The distributive property is a fundamental concept in algebra that allows you to multiply a single term with a group of terms inside parentheses. It's a handy tool to simplify expressions and is often used to clear out parentheses in an equation. This property states that for any numbers or variables a, b, and c, the expression \( a(b + c) \) is equivalent to \( ab + ac \).
For example, in the original equation \(4(f+3) + 5 = 17 + 4f\), we apply the distributive property to \( 4(f+3) \). Here's how it works:

• Multiply 4 by each term inside the parentheses: \(4 \times f\) and \(4 \times 3\).
• This results in \(4f + 12\).

Using the distributive property helps to break down complex equations into simpler parts, making it easier to manipulate and solve them.
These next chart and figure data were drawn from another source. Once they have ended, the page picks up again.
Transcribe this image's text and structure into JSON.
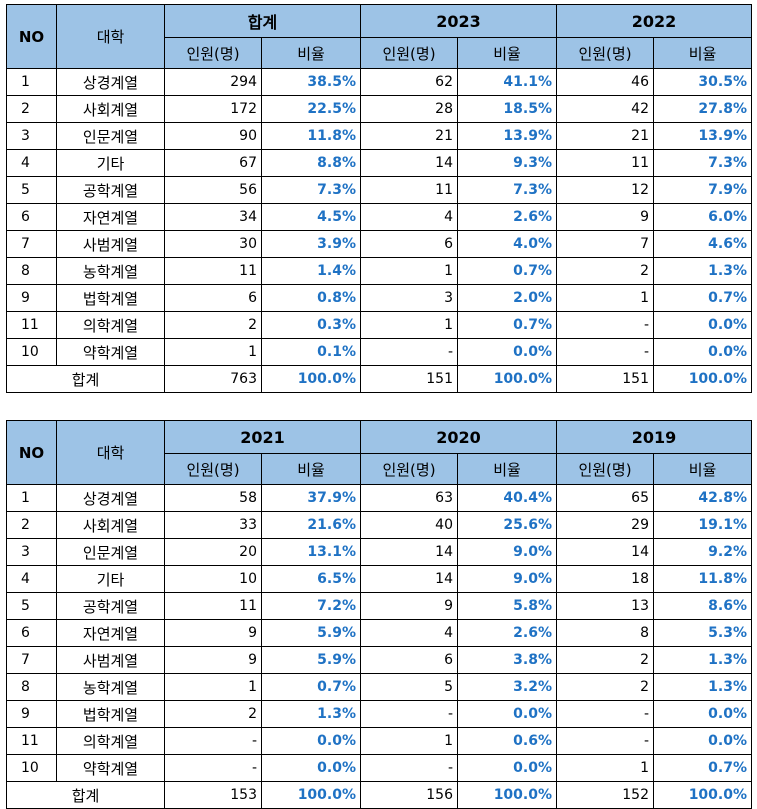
{
  "header": {
    "no": "NO",
    "college": "대학",
    "count": "인원(명)",
    "rate": "비율"
  },
  "tables": [
    {
      "years": [
        "합계",
        "2023",
        "2022"
      ],
      "rows": [
        {
          "no": "1",
          "name": "상경계열",
          "cells": [
            "294",
            "38.5%",
            "62",
            "41.1%",
            "46",
            "30.5%"
          ]
        },
        {
          "no": "2",
          "name": "사회계열",
          "cells": [
            "172",
            "22.5%",
            "28",
            "18.5%",
            "42",
            "27.8%"
          ]
        },
        {
          "no": "3",
          "name": "인문계열",
          "cells": [
            "90",
            "11.8%",
            "21",
            "13.9%",
            "21",
            "13.9%"
          ]
        },
        {
          "no": "4",
          "name": "기타",
          "cells": [
            "67",
            "8.8%",
            "14",
            "9.3%",
            "11",
            "7.3%"
          ]
        },
        {
          "no": "5",
          "name": "공학계열",
          "cells": [
            "56",
            "7.3%",
            "11",
            "7.3%",
            "12",
            "7.9%"
          ]
        },
        {
          "no": "6",
          "name": "자연계열",
          "cells": [
            "34",
            "4.5%",
            "4",
            "2.6%",
            "9",
            "6.0%"
          ]
        },
        {
          "no": "7",
          "name": "사범계열",
          "cells": [
            "30",
            "3.9%",
            "6",
            "4.0%",
            "7",
            "4.6%"
          ]
        },
        {
          "no": "8",
          "name": "농학계열",
          "cells": [
            "11",
            "1.4%",
            "1",
            "0.7%",
            "2",
            "1.3%"
          ]
        },
        {
          "no": "9",
          "name": "법학계열",
          "cells": [
            "6",
            "0.8%",
            "3",
            "2.0%",
            "1",
            "0.7%"
          ]
        },
        {
          "no": "11",
          "name": "의학계열",
          "cells": [
            "2",
            "0.3%",
            "1",
            "0.7%",
            "-",
            "0.0%"
          ]
        },
        {
          "no": "10",
          "name": "약학계열",
          "cells": [
            "1",
            "0.1%",
            "-",
            "0.0%",
            "-",
            "0.0%"
          ]
        }
      ],
      "total": {
        "label": "합계",
        "cells": [
          "763",
          "100.0%",
          "151",
          "100.0%",
          "151",
          "100.0%"
        ]
      }
    },
    {
      "years": [
        "2021",
        "2020",
        "2019"
      ],
      "rows": [
        {
          "no": "1",
          "name": "상경계열",
          "cells": [
            "58",
            "37.9%",
            "63",
            "40.4%",
            "65",
            "42.8%"
          ]
        },
        {
          "no": "2",
          "name": "사회계열",
          "cells": [
            "33",
            "21.6%",
            "40",
            "25.6%",
            "29",
            "19.1%"
          ]
        },
        {
          "no": "3",
          "name": "인문계열",
          "cells": [
            "20",
            "13.1%",
            "14",
            "9.0%",
            "14",
            "9.2%"
          ]
        },
        {
          "no": "4",
          "name": "기타",
          "cells": [
            "10",
            "6.5%",
            "14",
            "9.0%",
            "18",
            "11.8%"
          ]
        },
        {
          "no": "5",
          "name": "공학계열",
          "cells": [
            "11",
            "7.2%",
            "9",
            "5.8%",
            "13",
            "8.6%"
          ]
        },
        {
          "no": "6",
          "name": "자연계열",
          "cells": [
            "9",
            "5.9%",
            "4",
            "2.6%",
            "8",
            "5.3%"
          ]
        },
        {
          "no": "7",
          "name": "사범계열",
          "cells": [
            "9",
            "5.9%",
            "6",
            "3.8%",
            "2",
            "1.3%"
          ]
        },
        {
          "no": "8",
          "name": "농학계열",
          "cells": [
            "1",
            "0.7%",
            "5",
            "3.2%",
            "2",
            "1.3%"
          ]
        },
        {
          "no": "9",
          "name": "법학계열",
          "cells": [
            "2",
            "1.3%",
            "-",
            "0.0%",
            "-",
            "0.0%"
          ]
        },
        {
          "no": "11",
          "name": "의학계열",
          "cells": [
            "-",
            "0.0%",
            "1",
            "0.6%",
            "-",
            "0.0%"
          ]
        },
        {
          "no": "10",
          "name": "약학계열",
          "cells": [
            "-",
            "0.0%",
            "-",
            "0.0%",
            "1",
            "0.7%"
          ]
        }
      ],
      "total": {
        "label": "합계",
        "cells": [
          "153",
          "100.0%",
          "156",
          "100.0%",
          "152",
          "100.0%"
        ]
      }
    }
  ]
}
In algebra, combining like terms is a crucial step in simplifying expressions and equations. Like terms are terms that have the same variables raised to the same power. Only the coefficients (the numbers in front of the variables) of like terms can be added or subtracted.
For instance, in the expression \(4f + 12 + 5\), notice that \(4f\) is a term with the variable \(f\), while 12 and 5 are constant terms. The like terms here are 12 and 5, as they are both constant numbers without variables.

• To combine, simply add the coefficients: \(12 + 5 = 17\).

By combining like terms, we simplify the expression, making it easier to see what's happening with the variables and constants in your equation.

Simplifying equations is the process of reducing them to their simplest form, making it easier to solve or understand. After applying the distributive property and combining like terms, the next step is often to move terms around to isolate variables or eliminate redundancies.
In the exercise, we simplified the equation down to \(4f + 17 = 17 + 4f\). The goal here is to get all variable terms on one side and constants on the other. When we subtract \(4f\) from both sides, what remains is the equation \(17 = 17\).

• Notice this tells us something important: the equation holds true regardless of the value of \(f\).
• This means every real number is a solution, as the equation is inherently balanced.

Equation simplification helps reveal underlying truths about equations, such as whether they are always true, never true, or true for specific values.